Retronychia is a specific, often painful nail disorder where the nail plate grows backward, embedding itself into the proximal nail fold (the tissue at the very base of the nail). This condition is frequently triggered by acute or repetitive trauma, such as wearing tight footwear or engaging in activities that cause microtrauma to the toes. The backward growth causes chronic inflammation, and because the new nail cannot grow forward, it pushes the old nail up, leading to a characteristic layering of multiple nail plates. Because the symptoms can closely resemble a common infection, retronychia is often missed or misdiagnosed, complicating effective treatment.
Identifying Retronychia for Correct Diagnosis
Retronychia can be difficult to diagnose because its initial presentation is often confused with chronic paronychia, a common bacterial or fungal infection around the nail. A distinguishing sign of retronychia is the absence of purulent discharge (pus), which is typically present in a simple bacterial infection. Instead, the condition involves inflammation and swelling concentrated at the proximal nail fold, not the lateral edges of the nail. The affected nail may also show a yellowish discoloration (xanthonychia) and a noticeable thickening of the nail plate.
The most characteristic physical finding is the stacking of nail layers, where new nail plates grow underneath the old, impacted plates, leading to a thickened, layered appearance. In chronic cases, the cuticle may be absent. To confirm the diagnosis and rule out other causes, such as subungual tumors, advanced imaging like high-frequency ultrasound is sometimes necessary. Ultrasound can clearly reveal the presence of multiple overlapping nail plates and the decreased distance between the nail matrix and the bone, which are definitive signs of the condition.
Initial Conservative Treatment Approaches
For cases that are caught early, conservative, non-surgical approaches are the first line of treatment, aiming to reduce inflammation and allow the nail to resume normal growth. High-potency topical corticosteroids or anti-inflammatory medications, sometimes administered through intralesional injection directly into the proximal nail fold, are used to decrease the swelling and irritation. The goal of this localized therapy is to alleviate the pressure on the nail matrix and encourage the trapped nail plate to dislodge.
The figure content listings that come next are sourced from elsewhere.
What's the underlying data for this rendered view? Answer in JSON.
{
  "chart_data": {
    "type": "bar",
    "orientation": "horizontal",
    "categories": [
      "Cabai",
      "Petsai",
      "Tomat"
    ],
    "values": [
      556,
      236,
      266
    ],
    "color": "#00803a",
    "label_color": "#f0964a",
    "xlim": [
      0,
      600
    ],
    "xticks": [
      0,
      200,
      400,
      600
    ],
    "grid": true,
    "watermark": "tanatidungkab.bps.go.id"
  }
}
Physical manipulation techniques can also be beneficial in the early stages, including gentle massage of the toe in a distal-plantar direction or the use of adhesive taping to pull the soft tissue away from the nail. Clipping back the onycholytic (separated) portion of the nail plate can relieve some pressure. While these non-invasive methods carry a lower risk of side effects, they are only successful in about 41% of cases, and they are generally insufficient for advanced or recurrent retronychia.
Surgical Options for Permanent Resolution
When conservative treatments fail or the condition is advanced, surgical intervention is typically required for definitive resolution, with a success rate around 78%. The standard procedure is Proximal Nail Plate Avulsion, which involves surgically removing the embedded, thickened portion of the nail plate under local anesthesia. The surgeon carefully detaches the impacted nail from the proximal nail fold, revealing the multiple stacked layers that confirm the diagnosis.
This procedure is focused on removing the mechanical obstruction without damaging the nail matrix, which is responsible for growing the new nail. A tourniquet is applied to the toe to create a bloodless field, and the nail plate is lifted and removed from the proximal end. In rare, severe, or highly recurrent cases where the matrix is significantly damaged, a more extensive procedure like partial or total matricectomy might be considered to prevent future growth of the problematic nail. The immediate goal is to completely clear the proximal nail fold to allow for the healthy, forward regrowth of a single nail plate.
Post-Treatment Care and Follow-Up
Following surgical avulsion, meticulous post-treatment care is necessary to ensure optimal healing and minimize the risk of recurrence. The immediate recovery involves proper wound care, which includes keeping the exposed nail bed clean and dry and applying non-adherent dressings as instructed by the surgeon. Pain medication is typically prescribed to manage discomfort in the days immediately following the procedure. Monitoring the site for signs of infection, such as increased redness, swelling, or persistent pain, is an important part of the initial follow-up.
Long-term management focuses on prevention, as even after successful treatment, the condition can recur due to continued trauma. Patients should wear properly fitting, comfortable shoes that do not exert pressure on the toes, particularly the great toenails, which are most commonly affected. Avoiding activities that cause repetitive microtrauma is also recommended, along with ensuring the regrowing nail is trimmed straight across and not too short. Follow-up appointments are scheduled to monitor the healthy regrowth of the new nail, which can take up to a year.